This repository is dedicated to the customization and training of VITS (Conditional Variational Autoencoder with Adversarial Learning for End-to-End Text-to-Speech) for text-to-speech (TTS) applications using Vietnamese language data, utilizing the TTS Coqui framework. The repository contains the necessary code and resources to train VITS specifically for generating high-quality speech from Vietnamese text.
- I highly recommend you to use conda virtual environment, with Python 3.11.5.
conda create -n vits python=3.10
- In this repo, I use TTS framework version 0.17.5 for statibility.
pip install TTS==0.17.5
- Infore: a single speaker Vietnamese dataset with 14935 short audio clips of a female speaker.
- After downloading and extracting dataset zip file, the directory tree should be like the image below with infore_16k_denoised folder contains all the .wav files and the metadata.tsv file contains all the wav filenames and their texts.

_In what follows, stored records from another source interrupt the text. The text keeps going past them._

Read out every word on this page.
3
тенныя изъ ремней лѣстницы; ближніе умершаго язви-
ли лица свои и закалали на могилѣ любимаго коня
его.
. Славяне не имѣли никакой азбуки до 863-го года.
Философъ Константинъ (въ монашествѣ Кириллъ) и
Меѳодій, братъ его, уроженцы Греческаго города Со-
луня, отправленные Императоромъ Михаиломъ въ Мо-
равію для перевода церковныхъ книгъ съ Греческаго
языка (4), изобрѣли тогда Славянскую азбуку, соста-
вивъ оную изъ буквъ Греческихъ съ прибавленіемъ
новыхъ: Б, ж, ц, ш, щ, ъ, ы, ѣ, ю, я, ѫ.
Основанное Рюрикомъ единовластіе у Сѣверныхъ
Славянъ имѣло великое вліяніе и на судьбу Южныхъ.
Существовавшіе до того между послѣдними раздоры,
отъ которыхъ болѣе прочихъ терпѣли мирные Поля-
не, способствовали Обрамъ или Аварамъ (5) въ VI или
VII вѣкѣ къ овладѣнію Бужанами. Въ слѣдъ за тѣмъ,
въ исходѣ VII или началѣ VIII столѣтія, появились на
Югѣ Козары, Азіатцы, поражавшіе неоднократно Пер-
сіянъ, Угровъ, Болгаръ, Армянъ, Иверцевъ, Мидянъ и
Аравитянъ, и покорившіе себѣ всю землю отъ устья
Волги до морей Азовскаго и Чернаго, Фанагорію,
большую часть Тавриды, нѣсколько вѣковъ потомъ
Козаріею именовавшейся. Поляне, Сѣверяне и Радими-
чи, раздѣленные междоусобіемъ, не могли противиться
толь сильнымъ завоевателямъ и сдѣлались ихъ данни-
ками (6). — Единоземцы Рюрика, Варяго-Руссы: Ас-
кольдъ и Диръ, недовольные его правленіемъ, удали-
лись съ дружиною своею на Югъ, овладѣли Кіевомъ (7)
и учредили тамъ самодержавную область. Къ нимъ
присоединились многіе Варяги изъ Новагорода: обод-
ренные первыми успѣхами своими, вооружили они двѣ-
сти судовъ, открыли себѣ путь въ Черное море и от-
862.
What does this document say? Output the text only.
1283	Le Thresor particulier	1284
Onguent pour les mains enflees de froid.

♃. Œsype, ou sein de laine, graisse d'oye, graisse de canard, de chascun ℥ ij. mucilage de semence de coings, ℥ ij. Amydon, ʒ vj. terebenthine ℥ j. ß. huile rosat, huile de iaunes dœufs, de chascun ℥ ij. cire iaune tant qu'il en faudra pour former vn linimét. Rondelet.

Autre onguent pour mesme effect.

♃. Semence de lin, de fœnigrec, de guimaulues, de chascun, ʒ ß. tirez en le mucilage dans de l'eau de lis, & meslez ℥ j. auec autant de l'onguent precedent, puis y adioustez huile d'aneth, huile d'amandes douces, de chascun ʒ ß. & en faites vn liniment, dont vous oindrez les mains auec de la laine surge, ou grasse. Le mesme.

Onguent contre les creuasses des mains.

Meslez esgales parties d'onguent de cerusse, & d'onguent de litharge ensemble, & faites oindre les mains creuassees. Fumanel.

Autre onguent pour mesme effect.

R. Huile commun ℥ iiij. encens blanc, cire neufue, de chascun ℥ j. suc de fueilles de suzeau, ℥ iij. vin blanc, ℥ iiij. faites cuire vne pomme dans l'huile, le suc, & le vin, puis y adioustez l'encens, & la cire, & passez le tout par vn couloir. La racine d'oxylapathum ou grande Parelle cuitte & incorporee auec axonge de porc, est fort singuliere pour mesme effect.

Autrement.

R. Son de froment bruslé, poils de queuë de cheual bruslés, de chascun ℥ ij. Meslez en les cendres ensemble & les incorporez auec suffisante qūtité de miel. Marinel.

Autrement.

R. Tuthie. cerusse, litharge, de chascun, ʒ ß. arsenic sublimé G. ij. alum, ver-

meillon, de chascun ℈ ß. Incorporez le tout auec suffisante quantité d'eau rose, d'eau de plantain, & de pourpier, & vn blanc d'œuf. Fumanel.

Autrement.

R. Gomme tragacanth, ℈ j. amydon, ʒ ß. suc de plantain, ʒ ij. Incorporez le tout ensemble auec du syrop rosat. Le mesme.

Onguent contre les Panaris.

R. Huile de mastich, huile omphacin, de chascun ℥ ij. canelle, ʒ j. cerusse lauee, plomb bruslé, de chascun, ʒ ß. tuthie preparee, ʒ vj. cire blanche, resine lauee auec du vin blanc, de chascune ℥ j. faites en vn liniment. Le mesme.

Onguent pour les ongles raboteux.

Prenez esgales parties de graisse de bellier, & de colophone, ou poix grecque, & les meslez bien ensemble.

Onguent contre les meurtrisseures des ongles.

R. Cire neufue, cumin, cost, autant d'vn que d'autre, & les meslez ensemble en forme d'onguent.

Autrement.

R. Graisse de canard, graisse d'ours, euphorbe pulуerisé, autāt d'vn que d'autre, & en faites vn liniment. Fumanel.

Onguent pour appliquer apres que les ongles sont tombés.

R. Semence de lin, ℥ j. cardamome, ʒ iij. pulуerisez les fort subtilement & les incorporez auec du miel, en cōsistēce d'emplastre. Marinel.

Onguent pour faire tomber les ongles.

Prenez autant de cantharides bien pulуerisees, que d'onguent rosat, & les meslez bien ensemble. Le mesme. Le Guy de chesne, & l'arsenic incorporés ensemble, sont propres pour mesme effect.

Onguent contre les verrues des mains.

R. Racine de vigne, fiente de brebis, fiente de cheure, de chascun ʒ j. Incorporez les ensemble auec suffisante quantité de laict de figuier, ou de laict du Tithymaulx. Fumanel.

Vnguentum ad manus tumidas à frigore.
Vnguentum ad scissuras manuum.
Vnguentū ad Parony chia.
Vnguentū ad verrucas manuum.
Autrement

- To load data samples, you have to define your formater function. I have defined my own formater function for this dataset in
formater/customformater.py
, you can customize your own for other datasets.
Run the following command
python train_vits.py \
--output_path [output path for the training process] \
--data_path [path to the dataset directory] \
--restore_path [path to a pretrain model checkpoint] \
--epoch [number of epochs] \
--batch_size [batch size] \
--eval_batch_size [eval batch size] \
--continue_path [Path to a training folder to continue training] \
--sample_rate [sample rate of the audio data] \
--meta_filename [name of the metadata file] \
Please check the inference.py file
My trained model is published on this HuggingFace space. Because of the hardware condition, my model's voice is not very natural, I will try to improve the voice quality in the future :))).